A PAIR of married kangaroos
(The case is oft a human one too)
Were greatly puzzled once to choose
A trade to put their eldest son to:
A little brisk and busy chap,
As all the little K.’s just then are—
About some two months off the lap,—
They’re not so long in arms as men are.
A twist in each parental muzzle
Betray’d the hardship of the puzzle—
So much the flavour of life’s cup
Is framed by early wrong or right,
And Kangaroos we know are quite
Dependent on their “rearing up.”
The question, with its ins and outs,
Was intricate and full of doubts;
And yet they had no squeamish carings
For trades unfit or fit for gentry,
Such notion never had an entry,
For they had no armorial bearings.
Howbeit they’re not the last on earth
That might indulge in pride of birth;
Whoe’er has seen their infant young
Bob in and out their mother’s pokes,
Would own, with very ready tongue,
They are not born like common folks.
Well, thus the serious subject stood,
It kept the old pair watchful nightly,
Debating for young hopeful’s good,
That he might earn his livelihood,
And go through life (like them) uprightly.
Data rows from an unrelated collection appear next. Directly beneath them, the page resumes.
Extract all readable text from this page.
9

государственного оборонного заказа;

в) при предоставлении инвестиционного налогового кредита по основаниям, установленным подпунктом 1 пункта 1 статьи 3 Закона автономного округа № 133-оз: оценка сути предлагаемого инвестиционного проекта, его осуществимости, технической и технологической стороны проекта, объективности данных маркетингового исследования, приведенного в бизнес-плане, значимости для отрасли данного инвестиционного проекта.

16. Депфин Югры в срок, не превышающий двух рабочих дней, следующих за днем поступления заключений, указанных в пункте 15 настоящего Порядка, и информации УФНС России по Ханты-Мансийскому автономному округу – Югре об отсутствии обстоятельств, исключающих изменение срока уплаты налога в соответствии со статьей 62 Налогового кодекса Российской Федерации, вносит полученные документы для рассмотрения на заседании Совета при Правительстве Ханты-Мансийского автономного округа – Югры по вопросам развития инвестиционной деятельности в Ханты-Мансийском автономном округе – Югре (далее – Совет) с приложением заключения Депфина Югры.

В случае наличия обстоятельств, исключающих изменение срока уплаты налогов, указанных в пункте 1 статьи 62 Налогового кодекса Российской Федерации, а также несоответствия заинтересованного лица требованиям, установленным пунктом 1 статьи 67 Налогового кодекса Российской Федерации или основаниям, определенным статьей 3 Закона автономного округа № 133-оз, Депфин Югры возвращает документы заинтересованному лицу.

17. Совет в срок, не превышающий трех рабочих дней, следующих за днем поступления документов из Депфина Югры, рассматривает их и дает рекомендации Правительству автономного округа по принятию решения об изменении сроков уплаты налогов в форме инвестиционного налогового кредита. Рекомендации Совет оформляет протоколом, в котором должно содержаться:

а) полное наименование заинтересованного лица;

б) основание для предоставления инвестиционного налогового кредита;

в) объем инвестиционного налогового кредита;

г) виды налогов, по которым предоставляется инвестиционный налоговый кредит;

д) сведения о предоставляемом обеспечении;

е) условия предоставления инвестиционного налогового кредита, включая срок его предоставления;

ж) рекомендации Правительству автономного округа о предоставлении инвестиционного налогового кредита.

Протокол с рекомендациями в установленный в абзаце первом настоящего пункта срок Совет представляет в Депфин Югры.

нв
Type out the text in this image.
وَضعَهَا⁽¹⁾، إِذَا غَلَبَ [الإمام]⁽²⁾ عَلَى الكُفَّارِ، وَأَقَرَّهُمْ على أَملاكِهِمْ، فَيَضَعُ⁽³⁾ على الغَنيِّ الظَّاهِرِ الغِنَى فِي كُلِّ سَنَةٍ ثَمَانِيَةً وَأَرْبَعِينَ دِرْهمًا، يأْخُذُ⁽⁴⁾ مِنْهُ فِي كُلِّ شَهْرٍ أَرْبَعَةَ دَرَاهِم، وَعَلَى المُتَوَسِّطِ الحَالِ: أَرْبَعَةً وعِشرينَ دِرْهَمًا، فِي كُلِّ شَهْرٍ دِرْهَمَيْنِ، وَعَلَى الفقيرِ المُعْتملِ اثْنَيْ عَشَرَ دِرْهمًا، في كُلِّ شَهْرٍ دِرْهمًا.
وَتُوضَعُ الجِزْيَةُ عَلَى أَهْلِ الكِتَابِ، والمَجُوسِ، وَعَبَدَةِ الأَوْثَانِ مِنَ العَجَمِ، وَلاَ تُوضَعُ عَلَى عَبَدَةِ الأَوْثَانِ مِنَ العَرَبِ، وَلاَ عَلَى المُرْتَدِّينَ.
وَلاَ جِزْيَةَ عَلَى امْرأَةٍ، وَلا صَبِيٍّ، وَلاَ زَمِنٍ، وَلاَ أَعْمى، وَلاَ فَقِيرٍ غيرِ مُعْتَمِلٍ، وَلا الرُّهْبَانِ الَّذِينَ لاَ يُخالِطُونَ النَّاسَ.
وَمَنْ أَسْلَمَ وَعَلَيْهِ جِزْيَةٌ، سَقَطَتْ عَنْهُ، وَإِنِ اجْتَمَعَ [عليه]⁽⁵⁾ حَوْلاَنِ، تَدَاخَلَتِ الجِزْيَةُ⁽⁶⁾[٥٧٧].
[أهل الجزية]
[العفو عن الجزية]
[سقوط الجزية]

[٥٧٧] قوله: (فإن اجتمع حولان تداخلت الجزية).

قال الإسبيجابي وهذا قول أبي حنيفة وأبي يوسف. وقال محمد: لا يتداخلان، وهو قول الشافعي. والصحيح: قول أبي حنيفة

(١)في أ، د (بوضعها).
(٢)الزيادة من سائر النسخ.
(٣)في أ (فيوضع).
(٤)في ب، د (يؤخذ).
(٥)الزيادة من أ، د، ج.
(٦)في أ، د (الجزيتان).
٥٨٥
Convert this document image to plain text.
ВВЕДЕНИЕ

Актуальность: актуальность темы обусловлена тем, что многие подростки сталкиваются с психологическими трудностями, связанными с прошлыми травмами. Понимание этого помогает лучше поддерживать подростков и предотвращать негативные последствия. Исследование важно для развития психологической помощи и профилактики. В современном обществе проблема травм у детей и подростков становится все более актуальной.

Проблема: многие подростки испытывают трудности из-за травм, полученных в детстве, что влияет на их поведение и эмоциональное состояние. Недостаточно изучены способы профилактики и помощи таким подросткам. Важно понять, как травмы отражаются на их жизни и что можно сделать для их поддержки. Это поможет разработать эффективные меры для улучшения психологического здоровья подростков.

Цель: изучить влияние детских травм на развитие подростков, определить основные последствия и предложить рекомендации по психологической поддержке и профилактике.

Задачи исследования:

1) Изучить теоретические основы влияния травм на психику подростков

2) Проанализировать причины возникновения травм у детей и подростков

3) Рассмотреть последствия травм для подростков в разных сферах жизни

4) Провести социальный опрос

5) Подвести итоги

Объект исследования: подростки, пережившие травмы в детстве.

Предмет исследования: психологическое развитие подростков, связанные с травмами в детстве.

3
Arms would not do at all; no, marry,
In that line all his race miscarry;
And agriculture was not proper,
Unless they meant the lad to tarry
For ever as a mere clod-hopper.
He was not well cut out for preaching,
At least in any striking style;
And as for being mercantile—
He was not form’d for over-reaching.
The law—why there still fate ill-starr’d him,
And plainly from the bar debarr’d him:
A doctor—who would ever fee him?
In music he could scarce engage,
And as for going on the stage
In tragic socks I think I see him!
He would not make a rigging-mounter;
A haberdasher had some merit,
But there the counter still ran counter,
For just suppose
A lady chose
To ask him for a yard of ferret!
A gardener digging up his beds,
The puzzled parents shook their heads.
“A tailor would not do because—”
They paused and glanced upon his paws.
Some parish post, though fate should place it
Before him, how could he embrace it?
In short each anxious Kangaroo
Discuss’d the matter through and through;
By day they seem’d to get no nearer,
’Twas posing quite—
And in the night
Of course they saw their way no clearer!
At last thus musing on their knees—
Or hinder elbows if you please—
It came—no thought was ever brighter!
In weighing every why and whether,
They jump’d upon it both together—
“Let’s make the imp a short-hand writer!”
MORAL.
I wish all human parents so
Would argue what their sons are fit for;
Some would-be critics that I know
Would be in trades they have more wit for.